Enquanto no Brasil as competições de futebol eram paralisadas por uma semana, o resto do mundo prestava homenagens das mais diversas formas. Eram minutos de silêncio guardados antes do início das partidas, faixas pretas, em sinal de luto nos uniformes, escudos com as cores da chape colocados no peito dos jogadores ao lado dos próprios. Alguns trocaram as cores tradicionais pelas cores da Chape, exibiam faixas onde se podia ler frases como “Força Chape”, “Somos todos Chape”, “Campeões eternos” e outras formas de homenagear os mortos, bem como os sobreviventes.
Sem dúvida, o maior exemplo de solidariedade veio do povo colombiano. Em menos de 48 horas convocaram todos os torcedores do Atlético Nacional e população em geral, para comparecer ao Estádio Athanásio Girardot, no dia 30/11, no horário em que deveria realizar-se a partida entre as duas equipes. O estádio ficou locado. Por toda parte havia bandeiras da Chape, camisas com as cores e escudos, faixas com dizeres de ânimo e estímulo. Uma belíssima homenagem, que teve a duração equivalente à da partida se fosse realizada. Autoridades de todos os escalões se fizeram presentes rendendo seu preito aos mortos do acidente. Nas ruas havia sinais de dor e tristeza por toda parte. Houve um repórter de um jornal brasileiro que perguntou a um colombiano, o que explicava tamanha grandiosidade, diante da dor alheia e ele respondeu mais ou menos assim:
- O povo colombiano passou décadas sob o flagelo da guerra civil (FARCS x Governo), cartel do narcotráfico, além de ser atingido, com relativa frequência, por abalos sismicos. Estes acontecimentos levam o povo em geral a desenvolver o espírito de fraternidade, de amor e caridade. O tratado de paz está em vias de implementação, enquanto o auge dos conflitos do narcotráfico está superado há alguns anos.

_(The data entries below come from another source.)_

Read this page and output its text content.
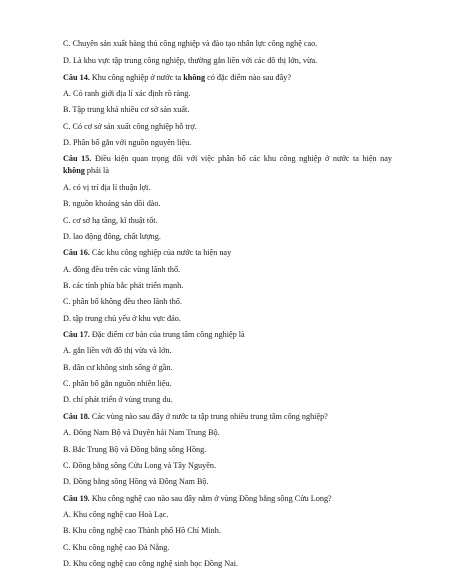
C. Chuyên sản xuất hàng thủ công nghiệp và đào tạo nhân lực công nghệ cao.
D. Là khu vực tập trung công nghiệp, thường gắn liền với các đô thị lớn, vừa.
Câu 14. Khu công nghiệp ở nước ta không có đặc điểm nào sau đây?
A. Có ranh giới địa lí xác định rõ ràng.
B. Tập trung khá nhiều cơ sở sản xuất.
C. Có cơ sở sản xuất công nghiệp hỗ trợ.
D. Phân bố gắn với nguồn nguyên liệu.
Câu 15. Điều kiện quan trọng đối với việc phân bố các khu công nghiệp ở nước ta hiện nay
không phải là
A. có vị trí địa lí thuận lợi.
B. nguồn khoáng sản dồi dào.
C. cơ sở hạ tầng, kĩ thuật tốt.
D. lao động đông, chất lượng.
Câu 16. Các khu công nghiệp của nước ta hiện nay
A. đồng đều trên các vùng lãnh thổ.
B. các tỉnh phía bắc phát triển mạnh.
C. phân bố không đều theo lãnh thổ.
D. tập trung chủ yếu ở khu vực đảo.
Câu 17. Đặc điểm cơ bản của trung tâm công nghiệp là
A. gắn liền với đô thị vừa và lớn.
B. dân cư không sinh sống ở gần.
C. phân bố gắn nguồn nhiên liệu.
D. chỉ phát triển ở vùng trung du.
Câu 18. Các vùng nào sau đây ở nước ta tập trung nhiều trung tâm công nghiệp?
A. Đông Nam Bộ và Duyên hải Nam Trung Bộ.
B. Bắc Trung Bộ và Đồng bằng sông Hồng.
C. Đồng bằng sông Cửu Long và Tây Nguyên.
D. Đồng bằng sông Hồng và Đông Nam Bộ.
Câu 19. Khu công nghệ cao nào sau đây nằm ở vùng Đồng bằng sông Cửu Long?
A. Khu công nghệ cao Hoà Lạc.
B. Khu công nghệ cao Thành phố Hồ Chí Minh.
C. Khu công nghệ cao Đà Nẵng.
D. Khu công nghệ cao công nghệ sinh học Đồng Nai.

Notamos que o sofrimento forja o espírito no comportamento fraterno e solidário. Que nos sirvam de exemplo. Pelo menos é o que parece haver acontecido nos primeiros dias pós tragédia. De norte a sul os clubes brasileiros se propuseram a ceder atletas à Chape, visando a recomposição do plantel. Ofertas de ajudas financeiras, propostas de manter o time imune às regras do ascenso/descenso dentro das competições por três ou quatro anos (que já foi rejeitada pelo clube). Em todas as concentrações de torcedores de diferentes clubes, houve manifestações de união, solidariedade, carinho, amor e harmonia. As cores dos clubes foram momentaneamente esquecidas, surgindo em seu lugar a cor da fraternidade. Oxalá tais manifestações se estendam por longos anos, substituindo as frequentes brigas, agressões e muitos casos de morte ocorridos durante os confrontos. Tenho em minha concepção que o esporte tem por finalidade o congrassamento, a confraternização entre os torcedores e até entre os adversários, uma vez terminada a competição. Durante milênios os seres humanos se enfrentaram em guerras intermináveis e ainda hoje isso acontece, porém, as armas são tão letais que a proximidade entre os combatentes é algo raro de acontecer. O encontro dos “combatentes” agora acontece nas partidas das diversas modalidades esportivas. Em milênios passados era costume realizar o combate com espadas, lanças, maças e outras armas curtas, numa arena, enquanto a turba se deleitava com o resultado do encontro. Após os combates sangrentos e mortais, os assistentes voltavam para casa saciados por algum tempo, até que outro evento fosse realizado.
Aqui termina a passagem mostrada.